For your survival system, the situation feels unsafe, as if you were in danger. The problem is that most of the time that is not the case. So the activation of our survival system is natural but not helpful. We therefore want to communicate with our systems that it’s safe and that this is not a life-threatening situation.?

Tools to communicate to our survival systems that it’s safe

Here are tools that help me to move from my unbalanced state back into a balanced state where I am calm and my mind isn’t hijacked by stress chemicals.??

Tool No. 1

Breathing deep into my belly has various benefits in that situation. Breathing deeply and all the way into the belly gives a sign that it’s safe for the nervous system. Shallow breathing just in your chest is the opposite and a sign of stress.
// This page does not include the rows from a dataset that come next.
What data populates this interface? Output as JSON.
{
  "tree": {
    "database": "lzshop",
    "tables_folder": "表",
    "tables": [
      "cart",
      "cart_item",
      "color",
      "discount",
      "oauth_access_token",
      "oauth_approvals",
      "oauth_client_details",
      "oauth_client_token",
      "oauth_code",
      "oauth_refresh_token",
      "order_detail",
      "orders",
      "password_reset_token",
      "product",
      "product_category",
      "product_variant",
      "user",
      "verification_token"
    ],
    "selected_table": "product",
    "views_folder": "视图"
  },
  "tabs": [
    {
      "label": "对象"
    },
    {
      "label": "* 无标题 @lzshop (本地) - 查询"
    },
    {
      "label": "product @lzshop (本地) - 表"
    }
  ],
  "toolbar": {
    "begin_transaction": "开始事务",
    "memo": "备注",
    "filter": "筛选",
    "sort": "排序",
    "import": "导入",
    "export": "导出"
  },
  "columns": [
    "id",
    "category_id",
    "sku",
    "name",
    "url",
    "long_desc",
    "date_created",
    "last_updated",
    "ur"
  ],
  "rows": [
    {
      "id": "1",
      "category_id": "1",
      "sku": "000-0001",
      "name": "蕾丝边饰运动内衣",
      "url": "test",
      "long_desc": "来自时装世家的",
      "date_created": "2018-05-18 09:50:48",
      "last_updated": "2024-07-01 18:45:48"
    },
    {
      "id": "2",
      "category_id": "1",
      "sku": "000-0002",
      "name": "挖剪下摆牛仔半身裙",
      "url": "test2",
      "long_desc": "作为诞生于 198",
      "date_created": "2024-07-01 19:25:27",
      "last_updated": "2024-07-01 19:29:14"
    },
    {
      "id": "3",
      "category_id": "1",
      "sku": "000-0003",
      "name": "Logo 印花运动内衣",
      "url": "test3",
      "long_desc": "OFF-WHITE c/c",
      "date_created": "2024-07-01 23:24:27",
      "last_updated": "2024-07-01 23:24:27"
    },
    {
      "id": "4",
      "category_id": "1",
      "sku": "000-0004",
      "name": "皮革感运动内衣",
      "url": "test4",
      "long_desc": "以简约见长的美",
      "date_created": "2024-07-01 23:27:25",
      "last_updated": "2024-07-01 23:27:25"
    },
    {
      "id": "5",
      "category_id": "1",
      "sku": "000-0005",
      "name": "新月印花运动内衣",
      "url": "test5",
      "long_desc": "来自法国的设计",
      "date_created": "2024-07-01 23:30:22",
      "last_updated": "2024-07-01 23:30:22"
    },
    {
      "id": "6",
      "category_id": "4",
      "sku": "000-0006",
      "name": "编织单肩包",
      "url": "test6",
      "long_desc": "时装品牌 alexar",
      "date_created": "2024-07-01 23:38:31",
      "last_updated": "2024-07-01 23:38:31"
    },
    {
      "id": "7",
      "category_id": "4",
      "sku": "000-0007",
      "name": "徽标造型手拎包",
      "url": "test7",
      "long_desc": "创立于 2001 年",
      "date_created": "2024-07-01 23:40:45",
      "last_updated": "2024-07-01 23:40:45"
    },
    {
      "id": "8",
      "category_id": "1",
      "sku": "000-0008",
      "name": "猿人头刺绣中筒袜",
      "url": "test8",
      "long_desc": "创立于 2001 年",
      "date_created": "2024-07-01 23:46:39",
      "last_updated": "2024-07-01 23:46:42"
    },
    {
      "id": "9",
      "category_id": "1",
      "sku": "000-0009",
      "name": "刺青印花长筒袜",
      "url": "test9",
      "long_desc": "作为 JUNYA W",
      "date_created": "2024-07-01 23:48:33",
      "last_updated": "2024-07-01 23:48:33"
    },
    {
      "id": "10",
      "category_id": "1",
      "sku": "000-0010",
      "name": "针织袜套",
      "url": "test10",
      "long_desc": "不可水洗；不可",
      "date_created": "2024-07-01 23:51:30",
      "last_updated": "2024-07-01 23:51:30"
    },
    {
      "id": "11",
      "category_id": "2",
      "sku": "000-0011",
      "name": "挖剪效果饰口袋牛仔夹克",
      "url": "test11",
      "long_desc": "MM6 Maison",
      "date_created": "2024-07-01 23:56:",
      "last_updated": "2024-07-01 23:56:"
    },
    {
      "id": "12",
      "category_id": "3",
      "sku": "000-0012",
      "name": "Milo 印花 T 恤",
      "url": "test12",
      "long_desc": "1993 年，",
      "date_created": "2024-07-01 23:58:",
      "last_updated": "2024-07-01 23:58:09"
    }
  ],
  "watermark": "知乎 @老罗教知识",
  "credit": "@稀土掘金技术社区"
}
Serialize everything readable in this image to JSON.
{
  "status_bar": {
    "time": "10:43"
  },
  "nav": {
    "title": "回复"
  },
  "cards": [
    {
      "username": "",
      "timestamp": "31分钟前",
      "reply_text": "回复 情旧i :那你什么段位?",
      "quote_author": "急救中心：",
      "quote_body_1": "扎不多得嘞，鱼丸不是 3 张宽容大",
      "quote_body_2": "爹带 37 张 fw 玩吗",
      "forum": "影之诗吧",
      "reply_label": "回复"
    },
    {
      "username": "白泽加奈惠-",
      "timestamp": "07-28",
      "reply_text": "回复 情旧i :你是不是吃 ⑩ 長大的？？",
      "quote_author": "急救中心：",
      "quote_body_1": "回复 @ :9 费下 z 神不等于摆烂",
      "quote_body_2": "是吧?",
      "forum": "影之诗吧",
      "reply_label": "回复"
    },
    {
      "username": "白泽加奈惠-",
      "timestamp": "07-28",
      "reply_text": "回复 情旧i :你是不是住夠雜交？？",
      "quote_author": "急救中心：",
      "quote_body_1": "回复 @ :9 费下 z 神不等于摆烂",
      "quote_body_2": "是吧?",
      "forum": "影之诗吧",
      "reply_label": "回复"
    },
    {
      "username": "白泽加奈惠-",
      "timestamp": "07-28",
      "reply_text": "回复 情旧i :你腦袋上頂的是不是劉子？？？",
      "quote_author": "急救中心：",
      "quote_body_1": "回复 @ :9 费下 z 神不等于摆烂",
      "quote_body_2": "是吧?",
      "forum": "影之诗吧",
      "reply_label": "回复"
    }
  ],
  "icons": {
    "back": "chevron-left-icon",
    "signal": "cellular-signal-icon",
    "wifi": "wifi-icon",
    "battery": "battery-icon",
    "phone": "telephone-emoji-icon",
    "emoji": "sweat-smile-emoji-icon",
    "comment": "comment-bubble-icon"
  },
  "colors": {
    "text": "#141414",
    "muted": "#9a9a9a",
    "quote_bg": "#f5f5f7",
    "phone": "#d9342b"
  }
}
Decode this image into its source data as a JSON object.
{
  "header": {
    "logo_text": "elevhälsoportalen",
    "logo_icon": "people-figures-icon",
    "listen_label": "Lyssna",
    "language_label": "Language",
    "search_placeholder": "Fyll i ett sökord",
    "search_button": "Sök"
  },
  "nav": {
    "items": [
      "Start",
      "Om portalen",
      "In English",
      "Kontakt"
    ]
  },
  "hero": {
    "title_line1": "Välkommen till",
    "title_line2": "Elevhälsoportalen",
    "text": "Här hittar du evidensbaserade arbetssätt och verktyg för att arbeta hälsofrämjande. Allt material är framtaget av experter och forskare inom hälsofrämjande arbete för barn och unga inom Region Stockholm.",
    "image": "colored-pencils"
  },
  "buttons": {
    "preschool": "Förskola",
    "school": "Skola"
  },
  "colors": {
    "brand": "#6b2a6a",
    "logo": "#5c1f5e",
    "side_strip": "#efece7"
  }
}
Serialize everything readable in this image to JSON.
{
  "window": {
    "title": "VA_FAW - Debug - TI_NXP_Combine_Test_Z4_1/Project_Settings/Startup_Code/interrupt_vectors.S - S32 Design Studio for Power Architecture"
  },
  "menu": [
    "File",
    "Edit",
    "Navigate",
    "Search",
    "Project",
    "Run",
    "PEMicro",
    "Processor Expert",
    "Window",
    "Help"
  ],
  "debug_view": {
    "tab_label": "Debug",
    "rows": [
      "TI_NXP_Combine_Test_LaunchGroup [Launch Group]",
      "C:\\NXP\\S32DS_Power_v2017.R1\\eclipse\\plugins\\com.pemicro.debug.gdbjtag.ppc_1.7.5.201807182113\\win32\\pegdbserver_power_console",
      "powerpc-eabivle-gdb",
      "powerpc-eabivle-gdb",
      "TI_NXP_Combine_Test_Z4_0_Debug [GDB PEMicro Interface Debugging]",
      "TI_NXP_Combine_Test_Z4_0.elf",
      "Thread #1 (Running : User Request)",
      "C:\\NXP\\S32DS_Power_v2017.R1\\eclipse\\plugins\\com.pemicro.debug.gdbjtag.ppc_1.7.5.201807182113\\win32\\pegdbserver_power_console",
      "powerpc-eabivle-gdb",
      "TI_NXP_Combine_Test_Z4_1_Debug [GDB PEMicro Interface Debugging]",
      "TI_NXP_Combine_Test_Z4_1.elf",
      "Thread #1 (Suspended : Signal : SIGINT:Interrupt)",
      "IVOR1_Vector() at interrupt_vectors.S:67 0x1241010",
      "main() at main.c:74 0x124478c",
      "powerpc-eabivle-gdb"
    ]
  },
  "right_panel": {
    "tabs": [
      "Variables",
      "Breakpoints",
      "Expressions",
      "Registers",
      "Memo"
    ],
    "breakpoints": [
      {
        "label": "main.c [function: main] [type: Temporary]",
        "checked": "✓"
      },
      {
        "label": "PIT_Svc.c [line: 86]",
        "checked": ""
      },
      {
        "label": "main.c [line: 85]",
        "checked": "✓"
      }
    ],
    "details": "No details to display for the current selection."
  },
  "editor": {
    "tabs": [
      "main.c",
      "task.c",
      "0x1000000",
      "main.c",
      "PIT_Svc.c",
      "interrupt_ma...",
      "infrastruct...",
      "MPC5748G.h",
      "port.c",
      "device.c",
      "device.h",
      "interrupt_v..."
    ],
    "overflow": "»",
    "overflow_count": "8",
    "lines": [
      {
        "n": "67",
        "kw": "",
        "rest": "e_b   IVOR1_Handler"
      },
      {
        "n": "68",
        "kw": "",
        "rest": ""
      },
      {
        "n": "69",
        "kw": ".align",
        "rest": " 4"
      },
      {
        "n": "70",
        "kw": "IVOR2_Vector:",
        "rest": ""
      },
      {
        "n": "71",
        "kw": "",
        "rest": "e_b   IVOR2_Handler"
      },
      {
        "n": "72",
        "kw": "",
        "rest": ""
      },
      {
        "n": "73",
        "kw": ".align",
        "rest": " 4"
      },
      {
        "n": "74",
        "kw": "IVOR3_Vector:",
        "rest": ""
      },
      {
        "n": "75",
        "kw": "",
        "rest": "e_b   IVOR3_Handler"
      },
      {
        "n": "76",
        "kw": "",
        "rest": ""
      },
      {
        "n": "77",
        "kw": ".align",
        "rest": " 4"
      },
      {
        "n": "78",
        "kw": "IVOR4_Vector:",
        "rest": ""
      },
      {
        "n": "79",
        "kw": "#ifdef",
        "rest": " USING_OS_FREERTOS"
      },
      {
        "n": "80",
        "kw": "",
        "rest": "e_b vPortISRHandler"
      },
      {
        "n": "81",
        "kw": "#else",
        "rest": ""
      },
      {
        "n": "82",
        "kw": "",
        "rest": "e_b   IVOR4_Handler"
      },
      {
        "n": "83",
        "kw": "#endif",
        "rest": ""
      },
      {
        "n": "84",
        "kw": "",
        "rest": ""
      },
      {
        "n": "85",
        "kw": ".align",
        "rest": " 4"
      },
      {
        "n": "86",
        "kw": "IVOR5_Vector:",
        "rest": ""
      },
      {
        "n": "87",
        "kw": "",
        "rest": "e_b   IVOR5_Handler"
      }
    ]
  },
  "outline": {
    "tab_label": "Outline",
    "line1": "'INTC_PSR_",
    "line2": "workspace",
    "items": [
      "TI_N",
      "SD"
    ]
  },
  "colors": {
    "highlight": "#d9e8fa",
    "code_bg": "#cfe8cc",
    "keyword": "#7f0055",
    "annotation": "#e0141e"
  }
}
Secondly putting your focus on breathing moves you into the present moment and stops you from spiraling into unhelpful and destructive thought patterns.?

Tool No. 2

Create a mantra for these situations. A phrase or a few words that give your survival instincts the message that you are safe. You can literally use the words: I am safe. Or something similar. The more often you use it, the quicker your nervous system reads the cues and allows you to come back into balance.?

Tool No. 3

Mentally rehearse the situation to be ready. Our frontal lobe which is part of our brain allows us to imagine a situation. We often use it to come up with worst-case scenarios. But in this case, we can use it to practise how we can stay calm and collected in a situation that will put us out of our comfort zone. Sit down in silence, close your eyes and imagine the situation going well. The more you practice it in your mind, the better you can manage your survival instinct when the real situation comes around.

You have now more than enough tools to go out there and step into the UNKNOWN. Make your dreams and desires come true!